Jack Ma is a global icon in business, ranked second on Fortune’s list of the World’s 50 Greatest Leaders and one of the richest men in China, with a personal fortune of nearly $30 billion, according to Forbes.
He is the founder and leader of Alibaba, the Chinese online selling platform that had revenue of more than $8 billion for the third quarter of this year. The company is now within striking distance of overtaking Amazon as the world’s largest e-commerce firm by market capitalization.
Ma is a philanthropist and a visionary, and this week he shared one of his management philosophies with entrepreneurs gathered at the JumpStarter conference in Hong Kong.
Don’t, he said, be tempted to hire top executives from large companies.

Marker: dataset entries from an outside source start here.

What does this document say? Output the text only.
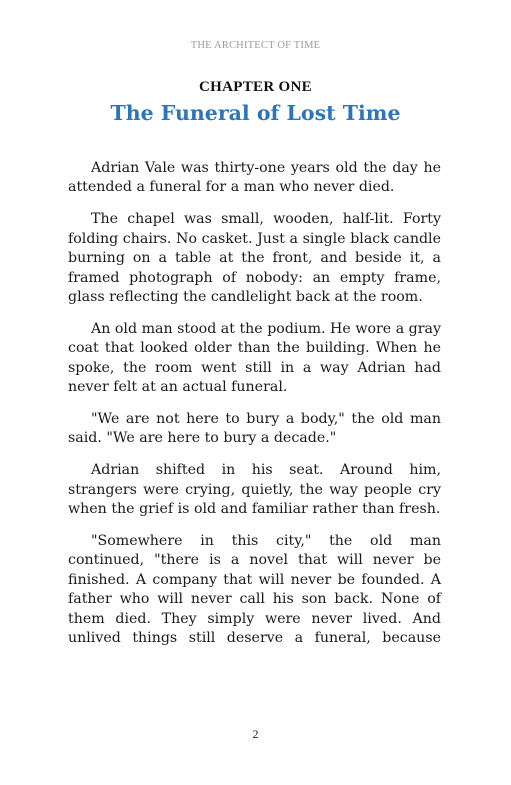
THE ARCHITECT OF TIME
CHAPTER ONE
The Funeral of Lost Time

Adrian Vale was thirty-one years old the day he attended a funeral for a man who never died.

The chapel was small, wooden, half-lit. Forty folding chairs. No casket. Just a single black candle burning on a table at the front, and beside it, a framed photograph of nobody: an empty frame, glass reflecting the candlelight back at the room.

An old man stood at the podium. He wore a gray coat that looked older than the building. When he spoke, the room went still in a way Adrian had never felt at an actual funeral.

"We are not here to bury a body," the old man said. "We are here to bury a decade."

Adrian shifted in his seat. Around him, strangers were crying, quietly, the way people cry when the grief is old and familiar rather than fresh.

"Somewhere in this city," the old man continued, "there is a novel that will never be finished. A company that will never be founded. A father who will never call his son back. None of them died. They simply were never lived. And unlived things still deserve a funeral, because

2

Building a team that is passionate about the firm’s mission is more important, he said, than bringing in experienced and highly paid experts.
"Don't try to put a Boeing 747 engine inside," he warned. "It will destroy you."
What he does advise is finding people who are a good fit for the company, people who will pull together as a team and who are willing to make sacrifices for each other and the company.
“Work with a good team and train the team, and the team will also train you,” he said.
Alibaba was established in 1999 by 18 founders led by Ma, a former English teacher. In less than two decades, the e-commerce business has become one of China’s greatest corporate success stories.
Although the firm didn’t initially employ big names, it now boasts some of the best talent from around the world. Its president is a former vice chairman of Goldman Sachs Group, while its chief marketing officer Chris Tung was previously vice president of marketing at PepsiCo China.
Glass half full
Another key insight that Ma offers is about attitude. “You should be optimistic, always optimistic,” he told the gathered business leaders.
“A great entrepreneur is optimistic for the future and asks what problem you can solve, and how you can solve it different from the others, better than the others,” he continued.
And having the right staff – not necessarily renown business leaders – is a key part of solving those problems well.